Privacy by design, a concept within the GDPR, is similar to security by design. The two core elements of privacy by design are:

  • Data protection by default. Data controllers should only store data as long as necessary, should only process data to the extent necessary, and should only process the specific data that is necessary; and
  • Data protection by design.Data controllers should keep the processing of personal data as limited as possible by implementing pseudonymization and other safeguards.

Look for Certifications

While the principles of secure by design are helpful in understanding what to expect from device manufacturers, everything becomes simpler when you can just look for certifications that those principles are followed. ThingsCon and Mozilla came up with the Trustable Technology Mark, centered specifically on security and privacy. The analysts at ThingsCon use five chief criteria to gauge products:

  • Openness. Is open data produced or used? Are the manufacturer’s and device’s processes open?
  • Stability. What life-cycle can be expected? How stable is the device?
  • Transparency. Is the way that data will be used and what the device does communicated clearly to consumers?
  • Privacy. Are users rights respected? Are data practices leading-edge?
  • Security.Do the security practices and protections reflect the current environment?

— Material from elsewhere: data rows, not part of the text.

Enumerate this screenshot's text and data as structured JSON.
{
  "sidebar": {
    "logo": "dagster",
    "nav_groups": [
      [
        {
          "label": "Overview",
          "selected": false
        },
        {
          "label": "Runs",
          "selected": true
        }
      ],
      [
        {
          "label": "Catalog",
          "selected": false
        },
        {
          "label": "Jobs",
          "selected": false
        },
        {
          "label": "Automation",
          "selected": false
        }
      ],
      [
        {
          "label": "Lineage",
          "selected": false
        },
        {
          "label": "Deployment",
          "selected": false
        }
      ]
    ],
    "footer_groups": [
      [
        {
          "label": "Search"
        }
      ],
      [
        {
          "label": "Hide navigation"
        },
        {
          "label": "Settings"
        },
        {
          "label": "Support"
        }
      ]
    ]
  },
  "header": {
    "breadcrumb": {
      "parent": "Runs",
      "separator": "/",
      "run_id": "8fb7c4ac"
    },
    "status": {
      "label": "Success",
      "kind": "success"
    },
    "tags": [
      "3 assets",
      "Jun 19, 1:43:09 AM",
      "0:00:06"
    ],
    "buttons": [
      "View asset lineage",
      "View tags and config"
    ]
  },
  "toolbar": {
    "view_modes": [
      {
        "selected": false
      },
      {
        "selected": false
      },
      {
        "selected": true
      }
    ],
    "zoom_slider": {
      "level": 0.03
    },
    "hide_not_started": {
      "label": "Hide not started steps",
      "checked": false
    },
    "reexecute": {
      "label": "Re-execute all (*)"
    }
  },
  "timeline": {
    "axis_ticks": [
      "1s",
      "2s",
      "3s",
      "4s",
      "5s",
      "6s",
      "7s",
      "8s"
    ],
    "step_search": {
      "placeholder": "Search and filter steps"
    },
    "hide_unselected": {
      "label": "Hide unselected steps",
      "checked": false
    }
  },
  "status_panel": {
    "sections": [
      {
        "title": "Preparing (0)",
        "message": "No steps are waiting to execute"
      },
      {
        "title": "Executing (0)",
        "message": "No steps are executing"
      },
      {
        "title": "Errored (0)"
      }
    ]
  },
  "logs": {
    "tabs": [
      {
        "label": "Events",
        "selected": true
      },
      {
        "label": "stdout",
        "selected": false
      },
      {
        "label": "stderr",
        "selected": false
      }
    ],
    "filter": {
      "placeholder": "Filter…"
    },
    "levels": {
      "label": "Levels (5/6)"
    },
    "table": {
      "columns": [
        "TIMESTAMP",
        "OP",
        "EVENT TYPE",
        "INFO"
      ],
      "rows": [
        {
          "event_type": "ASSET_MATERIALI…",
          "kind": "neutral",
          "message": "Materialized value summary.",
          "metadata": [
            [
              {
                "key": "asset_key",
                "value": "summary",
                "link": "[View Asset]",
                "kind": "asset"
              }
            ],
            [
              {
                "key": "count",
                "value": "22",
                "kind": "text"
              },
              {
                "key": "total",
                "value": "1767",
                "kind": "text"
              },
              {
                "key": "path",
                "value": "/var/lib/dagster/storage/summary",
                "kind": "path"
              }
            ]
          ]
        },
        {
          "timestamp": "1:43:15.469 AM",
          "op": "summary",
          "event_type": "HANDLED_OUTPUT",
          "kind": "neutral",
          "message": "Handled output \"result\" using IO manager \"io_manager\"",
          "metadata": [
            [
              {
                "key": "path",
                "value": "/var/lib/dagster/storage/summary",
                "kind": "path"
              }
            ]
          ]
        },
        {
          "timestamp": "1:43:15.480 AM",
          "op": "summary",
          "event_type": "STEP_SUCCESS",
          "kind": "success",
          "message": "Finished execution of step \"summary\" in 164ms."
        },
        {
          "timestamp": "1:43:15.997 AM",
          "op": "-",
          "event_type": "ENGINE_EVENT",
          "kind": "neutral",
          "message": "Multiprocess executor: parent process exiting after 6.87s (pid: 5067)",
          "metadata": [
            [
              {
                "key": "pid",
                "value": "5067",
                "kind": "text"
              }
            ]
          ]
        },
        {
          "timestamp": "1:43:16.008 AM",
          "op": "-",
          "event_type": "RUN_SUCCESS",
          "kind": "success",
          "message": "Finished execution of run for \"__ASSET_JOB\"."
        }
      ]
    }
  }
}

Another certification project, the Cybersecurity Certification Program, comes from Ericsson and AT&T. That system gathers information on IoT threats and sends it to device manufacturers, allowing those companies and their developers to quickly adapt and fix any vulnerabilities.

Safeguarding IoT

By 2025, the Internet of Things will have an economic impact of $3.9 trillion to $11.1 trillion per year, per McKinsey. However, that huge reward is linked to a huge risk. By considering the above best practices, and by understanding security by design and certification programs, you can better know how to move forward securely with IoT projects and device purchases.